Era verdad. No podía irse. Sentía un enorme peso. Todo le pesaba: el cuerpo, las conversaciones que había mantenido aquel día, su huida, la ciudad extraña, las caras nuevas, y, detrás de ello, todo lo demás: su vida, su trabajo, Ania, con quien empezó a salir tras su fracaso matrimonial, su tesis doctoral sobre el escritor Terborgh, que yacía inacabada en un cajón. Le entraron unas ganas infinitas de dormir, de tenderse, como ella, en el suelo de madera sucio, delante del armario. De repente dejó de importarle lo que pudiera suceder. En el peor de los casos, la mujer reaccionaría llamando a un número de teléfono de alarma o se incorporaría a toda velocidad, saltaría por encima de él y bajaría corriendo las escaleras. Siempre le quedaba la opción de seguirla y dejarse arrestar como violador por el primer agente de policía que acudiera en ayuda de ella.
—Please go away.
Las tres palabras quedaron suspendidas en el silencio como si quisieran ser esculpidas. Please go away. Un acento latino. Podía ser cualquier lengua románica. ¿Español? ¿Rumano? No, el sonido era demasiado melodioso.

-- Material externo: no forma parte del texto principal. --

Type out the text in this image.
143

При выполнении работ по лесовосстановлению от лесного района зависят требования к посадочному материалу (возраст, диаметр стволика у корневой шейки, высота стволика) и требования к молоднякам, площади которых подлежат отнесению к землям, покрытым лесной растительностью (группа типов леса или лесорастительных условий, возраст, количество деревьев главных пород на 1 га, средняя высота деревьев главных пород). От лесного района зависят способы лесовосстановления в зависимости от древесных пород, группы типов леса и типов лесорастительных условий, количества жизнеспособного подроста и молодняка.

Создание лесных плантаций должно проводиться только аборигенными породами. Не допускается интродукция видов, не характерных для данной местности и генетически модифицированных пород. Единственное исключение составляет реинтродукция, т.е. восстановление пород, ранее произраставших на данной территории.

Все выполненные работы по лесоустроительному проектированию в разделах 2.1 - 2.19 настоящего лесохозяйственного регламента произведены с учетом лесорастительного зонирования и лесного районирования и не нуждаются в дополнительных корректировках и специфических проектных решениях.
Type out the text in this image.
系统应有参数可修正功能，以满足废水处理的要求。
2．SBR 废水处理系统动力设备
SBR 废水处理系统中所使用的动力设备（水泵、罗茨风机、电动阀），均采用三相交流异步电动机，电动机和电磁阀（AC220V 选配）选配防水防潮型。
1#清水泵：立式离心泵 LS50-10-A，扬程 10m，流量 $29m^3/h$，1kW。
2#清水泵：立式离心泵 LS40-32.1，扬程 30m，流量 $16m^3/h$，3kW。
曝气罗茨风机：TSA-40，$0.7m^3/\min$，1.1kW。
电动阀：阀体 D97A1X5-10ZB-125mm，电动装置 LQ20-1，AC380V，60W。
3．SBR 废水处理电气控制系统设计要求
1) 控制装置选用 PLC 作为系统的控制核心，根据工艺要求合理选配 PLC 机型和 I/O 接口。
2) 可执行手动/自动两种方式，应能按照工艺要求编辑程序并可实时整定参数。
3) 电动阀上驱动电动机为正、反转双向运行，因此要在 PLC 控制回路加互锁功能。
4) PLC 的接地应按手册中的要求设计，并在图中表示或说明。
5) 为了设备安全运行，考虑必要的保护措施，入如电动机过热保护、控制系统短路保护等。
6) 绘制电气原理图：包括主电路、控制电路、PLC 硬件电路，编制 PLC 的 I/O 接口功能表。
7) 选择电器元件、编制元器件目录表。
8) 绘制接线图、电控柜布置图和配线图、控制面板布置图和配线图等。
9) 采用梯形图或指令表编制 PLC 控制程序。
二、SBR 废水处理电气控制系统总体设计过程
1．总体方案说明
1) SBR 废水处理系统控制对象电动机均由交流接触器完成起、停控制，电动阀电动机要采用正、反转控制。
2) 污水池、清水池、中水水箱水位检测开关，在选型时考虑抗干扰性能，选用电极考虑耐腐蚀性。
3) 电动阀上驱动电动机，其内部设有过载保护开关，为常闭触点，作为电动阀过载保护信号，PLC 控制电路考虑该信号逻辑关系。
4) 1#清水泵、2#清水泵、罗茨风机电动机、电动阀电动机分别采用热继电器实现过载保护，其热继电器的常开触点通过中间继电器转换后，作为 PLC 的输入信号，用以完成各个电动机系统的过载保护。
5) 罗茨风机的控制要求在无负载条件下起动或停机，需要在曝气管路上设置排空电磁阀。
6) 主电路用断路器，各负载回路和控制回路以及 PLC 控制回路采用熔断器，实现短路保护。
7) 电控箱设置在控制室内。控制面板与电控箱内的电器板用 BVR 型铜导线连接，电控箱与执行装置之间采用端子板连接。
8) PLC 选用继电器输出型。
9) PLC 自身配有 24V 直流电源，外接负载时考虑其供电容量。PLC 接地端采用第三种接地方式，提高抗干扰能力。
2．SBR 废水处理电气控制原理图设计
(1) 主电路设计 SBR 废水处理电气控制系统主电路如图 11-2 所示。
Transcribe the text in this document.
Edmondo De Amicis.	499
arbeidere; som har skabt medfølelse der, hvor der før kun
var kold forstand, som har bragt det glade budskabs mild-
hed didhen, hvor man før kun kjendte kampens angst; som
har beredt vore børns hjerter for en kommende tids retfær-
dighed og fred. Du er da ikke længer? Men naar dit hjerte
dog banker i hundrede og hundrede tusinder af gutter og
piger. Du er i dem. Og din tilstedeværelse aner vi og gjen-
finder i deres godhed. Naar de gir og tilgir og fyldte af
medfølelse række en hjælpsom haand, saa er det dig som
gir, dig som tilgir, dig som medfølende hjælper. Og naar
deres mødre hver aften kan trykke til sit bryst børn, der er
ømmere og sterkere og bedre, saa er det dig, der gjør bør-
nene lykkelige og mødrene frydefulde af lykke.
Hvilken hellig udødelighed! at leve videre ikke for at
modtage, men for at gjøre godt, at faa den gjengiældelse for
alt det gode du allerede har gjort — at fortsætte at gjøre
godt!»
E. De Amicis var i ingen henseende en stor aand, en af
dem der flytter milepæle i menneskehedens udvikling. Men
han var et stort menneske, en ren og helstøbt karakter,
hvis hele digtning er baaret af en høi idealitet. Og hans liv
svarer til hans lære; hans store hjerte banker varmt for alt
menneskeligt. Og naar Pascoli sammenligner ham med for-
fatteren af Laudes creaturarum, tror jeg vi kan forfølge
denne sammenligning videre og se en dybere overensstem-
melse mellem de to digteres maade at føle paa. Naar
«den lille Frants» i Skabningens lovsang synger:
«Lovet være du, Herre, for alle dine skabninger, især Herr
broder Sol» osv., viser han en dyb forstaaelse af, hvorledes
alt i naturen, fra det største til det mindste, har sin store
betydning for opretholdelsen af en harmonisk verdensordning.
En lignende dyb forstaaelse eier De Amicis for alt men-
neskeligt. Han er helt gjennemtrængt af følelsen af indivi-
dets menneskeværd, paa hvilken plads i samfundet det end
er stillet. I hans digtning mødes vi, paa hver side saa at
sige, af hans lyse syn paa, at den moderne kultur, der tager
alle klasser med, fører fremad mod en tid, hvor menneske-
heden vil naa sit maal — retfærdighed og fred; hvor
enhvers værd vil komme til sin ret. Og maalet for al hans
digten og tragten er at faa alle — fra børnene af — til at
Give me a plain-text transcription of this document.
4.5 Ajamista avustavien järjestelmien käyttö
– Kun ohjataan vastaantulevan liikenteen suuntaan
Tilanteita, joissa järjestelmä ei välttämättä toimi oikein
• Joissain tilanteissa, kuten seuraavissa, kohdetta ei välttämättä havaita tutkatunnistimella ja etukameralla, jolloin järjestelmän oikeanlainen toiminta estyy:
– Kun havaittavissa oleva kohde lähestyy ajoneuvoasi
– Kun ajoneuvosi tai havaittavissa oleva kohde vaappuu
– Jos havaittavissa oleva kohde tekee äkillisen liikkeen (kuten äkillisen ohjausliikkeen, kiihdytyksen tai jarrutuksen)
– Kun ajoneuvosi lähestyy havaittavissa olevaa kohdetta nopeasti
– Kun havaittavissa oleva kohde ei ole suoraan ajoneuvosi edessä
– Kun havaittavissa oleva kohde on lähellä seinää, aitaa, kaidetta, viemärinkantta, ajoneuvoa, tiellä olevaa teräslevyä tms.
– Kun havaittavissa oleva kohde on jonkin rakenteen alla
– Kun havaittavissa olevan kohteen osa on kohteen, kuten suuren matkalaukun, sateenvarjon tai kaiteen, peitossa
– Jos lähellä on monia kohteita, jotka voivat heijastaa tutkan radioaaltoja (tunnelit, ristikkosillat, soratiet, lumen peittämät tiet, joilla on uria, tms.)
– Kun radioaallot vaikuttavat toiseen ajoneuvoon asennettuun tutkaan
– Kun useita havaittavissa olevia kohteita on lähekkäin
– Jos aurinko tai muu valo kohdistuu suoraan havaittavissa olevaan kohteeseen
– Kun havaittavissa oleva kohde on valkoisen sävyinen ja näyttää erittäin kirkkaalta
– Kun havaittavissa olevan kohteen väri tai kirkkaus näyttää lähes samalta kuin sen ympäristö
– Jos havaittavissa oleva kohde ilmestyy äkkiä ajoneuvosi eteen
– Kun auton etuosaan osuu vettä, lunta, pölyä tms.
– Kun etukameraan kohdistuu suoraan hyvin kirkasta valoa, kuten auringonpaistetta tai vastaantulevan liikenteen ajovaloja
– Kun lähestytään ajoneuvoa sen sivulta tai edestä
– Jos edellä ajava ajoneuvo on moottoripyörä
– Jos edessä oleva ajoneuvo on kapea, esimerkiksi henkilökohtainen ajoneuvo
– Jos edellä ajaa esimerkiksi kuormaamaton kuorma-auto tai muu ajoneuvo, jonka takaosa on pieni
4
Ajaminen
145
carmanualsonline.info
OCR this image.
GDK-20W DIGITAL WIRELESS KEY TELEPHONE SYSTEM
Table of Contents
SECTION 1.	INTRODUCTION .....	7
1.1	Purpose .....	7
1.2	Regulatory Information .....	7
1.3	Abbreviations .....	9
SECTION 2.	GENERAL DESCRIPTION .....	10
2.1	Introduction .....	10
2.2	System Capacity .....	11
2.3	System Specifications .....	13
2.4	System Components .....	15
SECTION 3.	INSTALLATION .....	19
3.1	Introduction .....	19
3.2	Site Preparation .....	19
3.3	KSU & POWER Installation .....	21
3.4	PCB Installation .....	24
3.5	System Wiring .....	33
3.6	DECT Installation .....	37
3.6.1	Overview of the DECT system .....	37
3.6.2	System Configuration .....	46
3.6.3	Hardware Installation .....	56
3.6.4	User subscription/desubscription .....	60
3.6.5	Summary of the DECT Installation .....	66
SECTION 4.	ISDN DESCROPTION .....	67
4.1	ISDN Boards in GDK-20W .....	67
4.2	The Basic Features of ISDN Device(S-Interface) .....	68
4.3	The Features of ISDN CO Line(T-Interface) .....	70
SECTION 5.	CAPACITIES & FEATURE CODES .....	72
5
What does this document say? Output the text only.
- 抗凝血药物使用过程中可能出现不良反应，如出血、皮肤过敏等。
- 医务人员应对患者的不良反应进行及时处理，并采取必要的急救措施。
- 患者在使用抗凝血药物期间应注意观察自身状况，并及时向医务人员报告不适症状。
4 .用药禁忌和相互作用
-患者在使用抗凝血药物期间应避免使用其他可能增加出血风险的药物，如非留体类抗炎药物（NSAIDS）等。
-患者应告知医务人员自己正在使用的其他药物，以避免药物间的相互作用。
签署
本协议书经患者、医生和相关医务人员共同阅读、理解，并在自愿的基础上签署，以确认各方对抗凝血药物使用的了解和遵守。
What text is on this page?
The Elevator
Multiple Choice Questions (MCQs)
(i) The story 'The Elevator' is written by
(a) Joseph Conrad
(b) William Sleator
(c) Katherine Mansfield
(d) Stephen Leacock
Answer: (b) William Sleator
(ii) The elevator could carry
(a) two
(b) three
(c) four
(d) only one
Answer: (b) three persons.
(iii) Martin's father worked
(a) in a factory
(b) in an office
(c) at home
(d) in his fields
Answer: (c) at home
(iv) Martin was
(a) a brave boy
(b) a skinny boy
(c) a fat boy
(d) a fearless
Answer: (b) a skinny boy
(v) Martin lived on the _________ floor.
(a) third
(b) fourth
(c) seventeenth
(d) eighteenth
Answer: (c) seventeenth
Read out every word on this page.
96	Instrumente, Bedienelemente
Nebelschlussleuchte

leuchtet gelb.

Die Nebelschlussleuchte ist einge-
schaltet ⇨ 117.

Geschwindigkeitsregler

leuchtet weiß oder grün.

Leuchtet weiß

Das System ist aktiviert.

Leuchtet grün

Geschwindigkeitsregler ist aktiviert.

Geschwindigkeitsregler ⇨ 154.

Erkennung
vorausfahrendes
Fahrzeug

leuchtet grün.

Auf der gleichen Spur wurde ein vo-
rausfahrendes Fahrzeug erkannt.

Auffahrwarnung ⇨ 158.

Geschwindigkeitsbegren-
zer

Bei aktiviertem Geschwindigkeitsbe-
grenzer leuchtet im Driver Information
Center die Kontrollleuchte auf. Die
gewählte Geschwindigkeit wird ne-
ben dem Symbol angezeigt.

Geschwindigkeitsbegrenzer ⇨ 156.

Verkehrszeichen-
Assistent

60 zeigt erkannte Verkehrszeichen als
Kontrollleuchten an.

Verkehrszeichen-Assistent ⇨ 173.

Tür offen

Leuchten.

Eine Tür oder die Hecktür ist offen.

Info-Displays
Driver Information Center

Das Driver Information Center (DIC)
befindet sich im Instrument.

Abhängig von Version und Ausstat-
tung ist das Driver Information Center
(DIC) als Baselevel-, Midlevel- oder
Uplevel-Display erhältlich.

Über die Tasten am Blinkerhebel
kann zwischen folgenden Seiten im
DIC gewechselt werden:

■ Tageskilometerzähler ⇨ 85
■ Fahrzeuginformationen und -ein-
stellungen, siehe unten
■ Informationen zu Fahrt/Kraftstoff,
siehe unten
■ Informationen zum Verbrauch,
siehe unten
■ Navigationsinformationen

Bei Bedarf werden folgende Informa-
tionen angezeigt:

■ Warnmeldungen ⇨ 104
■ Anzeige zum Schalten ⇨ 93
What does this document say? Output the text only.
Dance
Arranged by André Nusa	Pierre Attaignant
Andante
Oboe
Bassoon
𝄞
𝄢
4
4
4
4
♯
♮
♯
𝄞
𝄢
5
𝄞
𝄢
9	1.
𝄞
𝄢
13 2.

Fuera tocaron las seis. El juego había terminado. Erik esperó, con la respiración contenida, a que la mujer se moviera. Así y todo, ella logró sorprenderle. Más adelante, él se preguntó cómo había logrado ella moverse tan rápidamente con las alas. Fue increíble, algo parecido a una pirueta, un movimiento en espiral mediante el cual el cuerpo tendido delante de él se dio la vuelta, se incorporó y adoptó una especie de postura de loto con las alas casi cruzadas a la espalda. Y en aquel mismo instante él supo que había valido la pena, que no le hubiera importado esperar días y días para ver ese rostro, un rostro que, sin embargo, no lograría describir jamás: sereno a la vez que afligido, abierto y cerrado, descarado y retraído. Un rostro cargado de promesas, y, sí, ahora que lo veía de nuevo lo tenía claro, un rostro como una emboscada. Los ojos pardos, la boca entreabierta, expectante, socarrona.